Use a quick method of taking roll as students participate in the opening activity or as they turn in their homework. On the first day of school, set up a seating chart, which you can use to support the students in sitting in their assigned seats. Throughout the year, use the chart to take roll quickly. If students say someone is not absent, but the student is not in the room, simply state that to be considered present a person needs to be working or sitting down when the bell rings or when you enter the classroom.
Dealing with Tardy Students
Have a plan for dealing with tardy students. An alternative would be to allow a small interruption, quickly update your attendance sheet and move on. Be sure to point out to the tardy student the consequence of habitual tardiness. You may be able to prevent a majority of late students by holding them accountable for lateness. For example, you might dock a student's participation grade by half a point for every three times tardy.
Dealing with Students Who Lack Materials
If you are unable to get extra copies of your books, have students who arrive without their book share with classmates whom you designate. But not bringing the school materials should have a consequence; permitting students get by without the required materials might send the signal that it is okay to leave materials at home.
Labeling Student Papers
Ask students to write their name, the date, your name, the period number, and the assignment on every paper they turn in to you. You will probably need to remind students of this often. Don´t accept any unlabeled paper, returning it immediately to the student that turned it to you and asking him to write the proper information. Explain that if you cannot determine to whom a paper belongs or which assignment it might be, you cannot give credit for the work.

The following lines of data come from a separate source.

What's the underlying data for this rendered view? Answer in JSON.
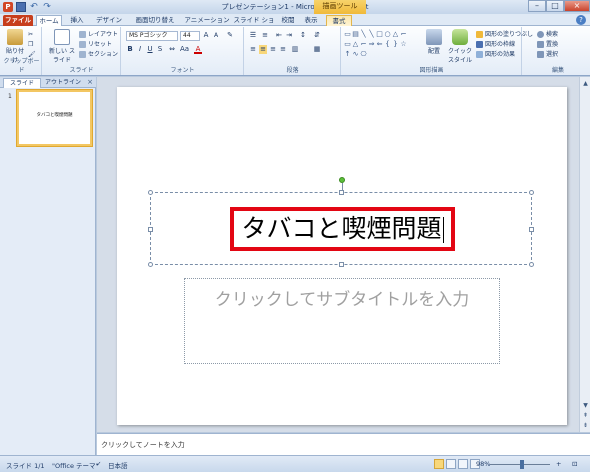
{
  "window": {
    "title": "プレゼンテーション1 - Microsoft PowerPoint",
    "context_tab_title": "描画ツール",
    "help": "?"
  },
  "qat": {
    "app_icon": "P",
    "undo": "↶",
    "redo": "↷"
  },
  "tabs": {
    "file": "ファイル",
    "home": "ホーム",
    "insert": "挿入",
    "design": "デザイン",
    "transitions": "画面切り替え",
    "animations": "アニメーション",
    "slideshow": "スライド ショー",
    "review": "校閲",
    "view": "表示",
    "format": "書式"
  },
  "ribbon": {
    "clipboard": {
      "paste": "貼り付け",
      "label": "クリップボード"
    },
    "slides": {
      "new_slide": "新しい スライド",
      "layout": "レイアウト",
      "reset": "リセット",
      "section": "セクション",
      "label": "スライド"
    },
    "font": {
      "name": "MS Pゴシック",
      "size": "44",
      "bold": "B",
      "italic": "I",
      "underline": "U",
      "strike": "S",
      "grow": "A",
      "shrink": "A",
      "color": "A",
      "label": "フォント"
    },
    "paragraph": {
      "label": "段落"
    },
    "drawing": {
      "arrange": "配置",
      "quick_styles": "クイック スタイル",
      "fill": "図形の塗りつぶし",
      "outline": "図形の枠線",
      "effects": "図形の効果",
      "label": "図形描画"
    },
    "editing": {
      "find": "検索",
      "replace": "置換",
      "select": "選択",
      "label": "編集"
    }
  },
  "left_pane": {
    "tab_slides": "スライド",
    "tab_outline": "アウトライン",
    "close": "×",
    "slide_number": "1",
    "thumb_title": "タバコと喫煙問題"
  },
  "slide": {
    "title": "タバコと喫煙問題",
    "subtitle_placeholder": "クリックしてサブタイトルを入力"
  },
  "notes": {
    "placeholder": "クリックしてノートを入力"
  },
  "status": {
    "slide_info": "スライド 1/1",
    "theme": "\"Office テーマ\"",
    "language": "日本語",
    "zoom": "98%"
  },
  "colors": {
    "file_tab": "#c73e1d",
    "highlight": "#e30613",
    "context_tab": "#f0b93a"
  }
}
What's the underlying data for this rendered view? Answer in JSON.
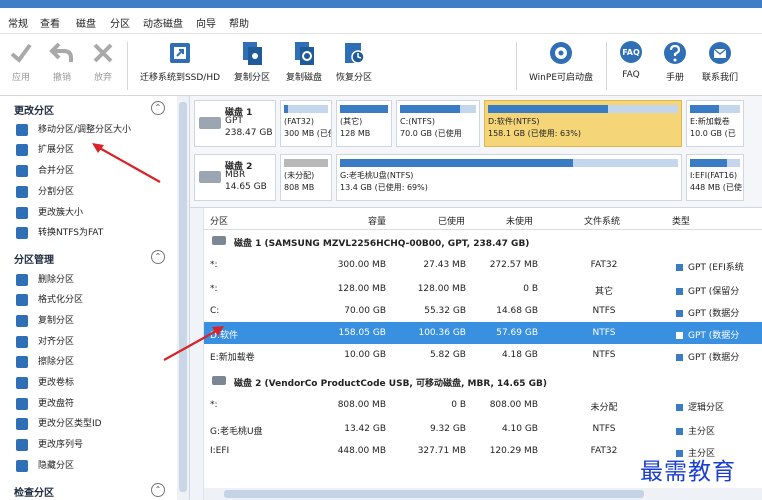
{
  "menu": [
    "常规",
    "查看",
    "磁盘",
    "分区",
    "动态磁盘",
    "向导",
    "帮助"
  ],
  "toolbar": {
    "apply": "应用",
    "undo": "撤销",
    "discard": "放弃",
    "migrate": "迁移系统到SSD/HD",
    "copy_partition": "复制分区",
    "copy_disk": "复制磁盘",
    "restore_partition": "恢复分区",
    "winpe": "WinPE可启动盘",
    "faq": "FAQ",
    "manual": "手册",
    "contact": "联系我们",
    "faq_badge": "FAQ"
  },
  "sidebar": {
    "sections": [
      {
        "title": "更改分区",
        "collapse": "⌃",
        "items": [
          "移动分区/调整分区大小",
          "扩展分区",
          "合并分区",
          "分割分区",
          "更改簇大小",
          "转换NTFS为FAT"
        ]
      },
      {
        "title": "分区管理",
        "collapse": "⌃",
        "items": [
          "删除分区",
          "格式化分区",
          "复制分区",
          "对齐分区",
          "擦除分区",
          "更改卷标",
          "更改盘符",
          "更改分区类型ID",
          "更改序列号",
          "隐藏分区"
        ]
      },
      {
        "title": "检查分区",
        "collapse": "⌃",
        "items": []
      }
    ]
  },
  "disks_map": [
    {
      "name": "磁盘 1",
      "type": "GPT",
      "size": "238.47 GB",
      "parts": [
        {
          "l1": "(FAT32)",
          "l2": "300 MB (已使",
          "fill": 0.09,
          "sel": false
        },
        {
          "l1": "(其它)",
          "l2": "128 MB",
          "fill": 1.0,
          "sel": false
        },
        {
          "l1": "C:(NTFS)",
          "l2": "70.0 GB (已使用",
          "fill": 0.79,
          "sel": false
        },
        {
          "l1": "D:软件(NTFS)",
          "l2": "158.1 GB (已使用: 63%)",
          "fill": 0.63,
          "sel": true
        },
        {
          "l1": "E:新加载卷",
          "l2": "10.0 GB (已",
          "fill": 0.58,
          "sel": false
        }
      ]
    },
    {
      "name": "磁盘 2",
      "type": "MBR",
      "size": "14.65 GB",
      "parts": [
        {
          "l1": "(未分配)",
          "l2": "808 MB",
          "fill": 0.0,
          "sel": false,
          "gray": true
        },
        {
          "l1": "G:老毛桃U盘(NTFS)",
          "l2": "13.4 GB (已使用: 69%)",
          "fill": 0.69,
          "sel": false
        },
        {
          "l1": "I:EFI(FAT16)",
          "l2": "448 MB (已使",
          "fill": 0.73,
          "sel": false
        }
      ]
    }
  ],
  "table": {
    "headers": {
      "partition": "分区",
      "capacity": "容量",
      "used": "已使用",
      "unused": "未使用",
      "fs": "文件系统",
      "type": "类型"
    },
    "disk1_header": "磁盘 1 (SAMSUNG MZVL2256HCHQ-00B00, GPT, 238.47 GB)",
    "disk2_header": "磁盘 2 (VendorCo ProductCode USB, 可移动磁盘, MBR, 14.65 GB)",
    "disk1_rows": [
      {
        "name": "*:",
        "cap": "300.00 MB",
        "used": "27.43 MB",
        "unused": "272.57 MB",
        "fs": "FAT32",
        "type": "GPT (EFI系统",
        "sel": false
      },
      {
        "name": "*:",
        "cap": "128.00 MB",
        "used": "128.00 MB",
        "unused": "0 B",
        "fs": "其它",
        "type": "GPT (保留分",
        "sel": false
      },
      {
        "name": "C:",
        "cap": "70.00 GB",
        "used": "55.32 GB",
        "unused": "14.68 GB",
        "fs": "NTFS",
        "type": "GPT (数据分",
        "sel": false
      },
      {
        "name": "D:软件",
        "cap": "158.05 GB",
        "used": "100.36 GB",
        "unused": "57.69 GB",
        "fs": "NTFS",
        "type": "GPT (数据分",
        "sel": true
      },
      {
        "name": "E:新加载卷",
        "cap": "10.00 GB",
        "used": "5.82 GB",
        "unused": "4.18 GB",
        "fs": "NTFS",
        "type": "GPT (数据分",
        "sel": false
      }
    ],
    "disk2_rows": [
      {
        "name": "*:",
        "cap": "808.00 MB",
        "used": "0 B",
        "unused": "808.00 MB",
        "fs": "未分配",
        "type": "逻辑分区",
        "sel": false
      },
      {
        "name": "G:老毛桃U盘",
        "cap": "13.42 GB",
        "used": "9.32 GB",
        "unused": "4.10 GB",
        "fs": "NTFS",
        "type": "主分区",
        "sel": false
      },
      {
        "name": "I:EFI",
        "cap": "448.00 MB",
        "used": "327.71 MB",
        "unused": "120.29 MB",
        "fs": "FAT32",
        "type": "主分区",
        "sel": false
      }
    ]
  },
  "watermark": "最需教育",
  "colors": {
    "accent": "#3a7cc3",
    "selected_row": "#3a90e0",
    "selected_block": "#f4d678",
    "arrow": "#d8232a"
  }
}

Preparing to Leave at the End of Class
Everything that has a beginning should have an end to be complete, have a signal for when students may prepare to wrap up the class. For most students, the bell means it is time to drop everything, stuff it all in their backpacks, and leave or wait for their next class, lunch, or home. You can ask students not to leave until you have signaled that class is over. Request that they not pick up their backpacks or other bags until they are dismissed. Allow time for closure and clarification of assignments. Then give your dismissal signal. Try always to include a game, a song, an activity which is fun, short and interactive as a wrap-up to leave them craving for more, but also that has something to do with the day´s lesson.